Отец утопился. Его тело было извлечено из прекрасной воды: и он был похоронен возле Бесси. Мать стала одержимой. Я положил колокольчики в маленькую коробочку и повесил её себе на шею. После похорон я много недель пролежал в госпитале с мозговой горячкой, но когда я пришёл в себя, коробочка всё ещё была у меня на шее...
Вот она. И он достал из-за пазухи маленькую коробочку, в которой было несколько высохших лепестков.
«Они напоминают мне о милой малышке Бесси», — сказал он, закрывая коробочку и засовывая её назад под рубашку. Затем он посмотрел м-ру Морриллу прямо в глаза и сказал: «Пожалуйста, мистер, никогда не связывайтесь с виски. Оно убило моего отца и малышку Бесси и отправило маму в сумасшедший дом».
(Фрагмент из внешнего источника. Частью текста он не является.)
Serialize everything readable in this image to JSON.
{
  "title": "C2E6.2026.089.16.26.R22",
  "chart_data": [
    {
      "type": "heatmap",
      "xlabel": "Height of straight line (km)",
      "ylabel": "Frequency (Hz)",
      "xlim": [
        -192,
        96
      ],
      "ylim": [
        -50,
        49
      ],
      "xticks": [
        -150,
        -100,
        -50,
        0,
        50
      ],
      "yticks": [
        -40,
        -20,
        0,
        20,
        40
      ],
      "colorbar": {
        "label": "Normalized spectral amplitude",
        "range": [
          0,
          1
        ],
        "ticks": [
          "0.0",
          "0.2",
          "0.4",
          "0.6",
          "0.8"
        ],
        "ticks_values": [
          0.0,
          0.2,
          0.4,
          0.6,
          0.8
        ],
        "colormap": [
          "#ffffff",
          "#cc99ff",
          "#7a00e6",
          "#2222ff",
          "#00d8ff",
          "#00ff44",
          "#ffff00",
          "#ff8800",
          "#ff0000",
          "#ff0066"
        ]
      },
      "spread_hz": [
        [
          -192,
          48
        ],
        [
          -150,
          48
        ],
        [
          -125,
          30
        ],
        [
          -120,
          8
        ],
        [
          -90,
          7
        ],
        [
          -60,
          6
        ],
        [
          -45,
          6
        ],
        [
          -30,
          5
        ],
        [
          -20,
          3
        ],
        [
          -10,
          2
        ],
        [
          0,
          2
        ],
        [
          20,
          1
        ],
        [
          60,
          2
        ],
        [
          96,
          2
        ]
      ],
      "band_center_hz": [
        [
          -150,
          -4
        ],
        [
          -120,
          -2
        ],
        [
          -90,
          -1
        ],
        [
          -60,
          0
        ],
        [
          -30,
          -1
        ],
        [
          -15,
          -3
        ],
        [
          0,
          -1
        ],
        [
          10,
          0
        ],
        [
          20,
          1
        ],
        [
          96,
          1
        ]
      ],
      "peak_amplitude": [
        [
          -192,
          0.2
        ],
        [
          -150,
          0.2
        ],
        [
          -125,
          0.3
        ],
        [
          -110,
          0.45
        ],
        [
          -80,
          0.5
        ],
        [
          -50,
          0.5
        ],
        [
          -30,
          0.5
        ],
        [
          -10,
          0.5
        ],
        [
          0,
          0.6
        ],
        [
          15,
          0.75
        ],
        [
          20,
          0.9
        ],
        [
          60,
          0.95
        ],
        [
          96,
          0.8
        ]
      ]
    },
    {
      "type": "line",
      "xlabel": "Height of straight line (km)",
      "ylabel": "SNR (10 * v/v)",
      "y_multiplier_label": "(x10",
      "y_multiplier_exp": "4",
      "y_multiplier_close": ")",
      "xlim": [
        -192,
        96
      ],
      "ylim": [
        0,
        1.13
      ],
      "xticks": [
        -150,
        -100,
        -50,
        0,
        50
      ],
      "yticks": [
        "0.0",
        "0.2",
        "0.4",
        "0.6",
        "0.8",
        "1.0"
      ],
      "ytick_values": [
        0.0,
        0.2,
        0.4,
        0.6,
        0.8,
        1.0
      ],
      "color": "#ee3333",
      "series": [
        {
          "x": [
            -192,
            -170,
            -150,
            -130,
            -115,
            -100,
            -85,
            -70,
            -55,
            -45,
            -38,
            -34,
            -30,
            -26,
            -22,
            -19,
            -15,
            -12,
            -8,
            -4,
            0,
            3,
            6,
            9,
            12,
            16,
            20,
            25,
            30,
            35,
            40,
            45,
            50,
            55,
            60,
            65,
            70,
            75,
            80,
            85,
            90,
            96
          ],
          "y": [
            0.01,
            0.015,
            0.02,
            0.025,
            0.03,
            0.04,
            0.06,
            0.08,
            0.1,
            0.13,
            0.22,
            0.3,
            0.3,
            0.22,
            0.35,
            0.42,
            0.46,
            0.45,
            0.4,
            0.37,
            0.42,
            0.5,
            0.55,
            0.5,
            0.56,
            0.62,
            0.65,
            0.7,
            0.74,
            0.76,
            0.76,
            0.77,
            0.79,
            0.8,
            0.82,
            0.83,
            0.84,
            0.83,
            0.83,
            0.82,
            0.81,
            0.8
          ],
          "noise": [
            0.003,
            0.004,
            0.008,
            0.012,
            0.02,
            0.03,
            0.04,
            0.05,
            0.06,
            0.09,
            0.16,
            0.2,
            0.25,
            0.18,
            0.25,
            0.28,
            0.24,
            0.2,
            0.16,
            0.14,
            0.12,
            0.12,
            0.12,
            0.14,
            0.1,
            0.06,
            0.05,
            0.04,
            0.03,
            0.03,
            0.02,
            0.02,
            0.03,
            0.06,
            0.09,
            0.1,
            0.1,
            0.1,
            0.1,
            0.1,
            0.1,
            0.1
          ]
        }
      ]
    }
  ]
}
«Не смотри на вино, как оно краснеет, как оно искрится в чаше, как оно ухаживается ровно; впоследствии, как змей, оно укусит, и ужалит, как аспид» (Притчи 23:31-32).
«Потому что пьяница и пресыщающийся обеднеют, и сонливость оденет в рубище» (Притчи 23:21).
«Вино — глумливо, сикера — буйна; и всякий, увлекающийся ими, неразумен» (Притчи 20:1).